So there are still points of difference: the precise understanding of papal infallibility, the relative weight of Scripture and tradition, the precise understanding of the sacraments, especially with respect to transubstantiation, and then an array of slightly lesser but pretty important issues: the understanding of Mary, clerical celibacy, saints, and that sort of thing. Some of these operate at two levels. One is the level of formal doctrine.

Mary in the Catholic Church.… The last dogmatic statement on Mary was 1950 when the doctrine of the bodily assumption of Mary was promulgated. By promulgating a doctrine in the Catholic Church, that means you must believe it to be a good Catholic. Many Catholics taught it before that, but I was brought up in French Canada. We actually had a couple of monasteries there that claimed they had some small fragments of Mary’s bones, believe it or not. They were relics.

They disappeared after 1950, needless to say, but the doctrine of the bodily assumption of Mary, that she was transported like Enoch or the resurrected Christ to heaven without any physical remains, is a doctrine you must believe in to be a Catholic. I don’t know any Protestant who believes that. I don’t know many Catholics who believe it either, but nevertheless, it is one of the things that has been promulgated in fairly recent times. So those sorts of things still divide us. Nevertheless, Noll and Nystrom have a pretty positive view of how much we’ve come to grips with.

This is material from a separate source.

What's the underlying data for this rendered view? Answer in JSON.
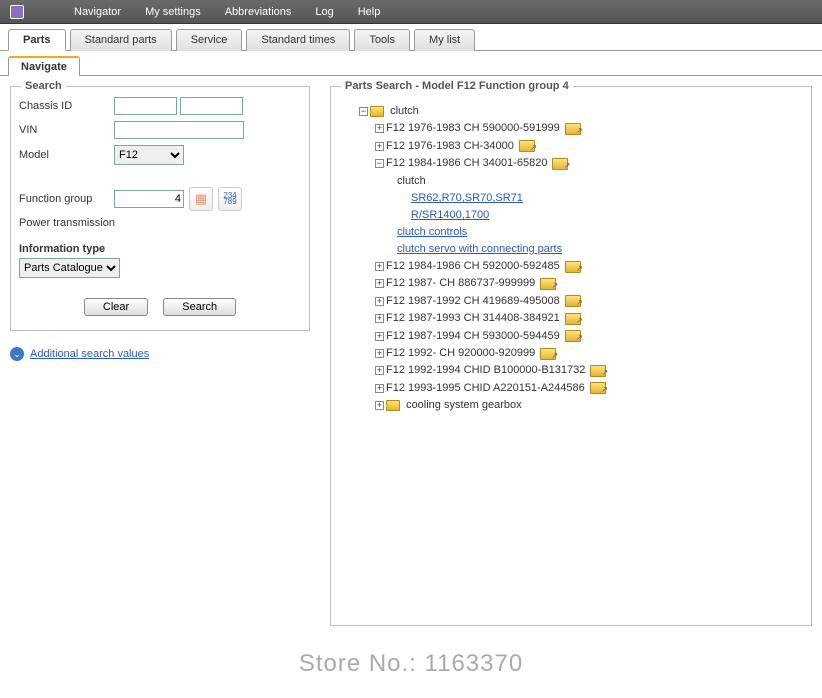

Then with respect to the Catholic catechism (published in 1993; English version 1994), this is what Noll says about it: “If, however, both groups can agree (as they appear to) that salvation is by grace through faith in Jesus Christ, evangelicals and Catholics can welcome each other as brothers and sisters of the family created by God’s grace, regardless of whatever else either may want to say.”

I can’t quite decide whether Noll is being naÔve or perverse, because anybody who knows the history of the dispute knows full well it’s not a question of whether one side and the other believes in salvation by grace through faith. The dispute is by grace alone through faith alone. Just read the catechism. Read it for yourself, and you’ll see what the issue is. This is not something I’m making up as a knee-jerk reactionary.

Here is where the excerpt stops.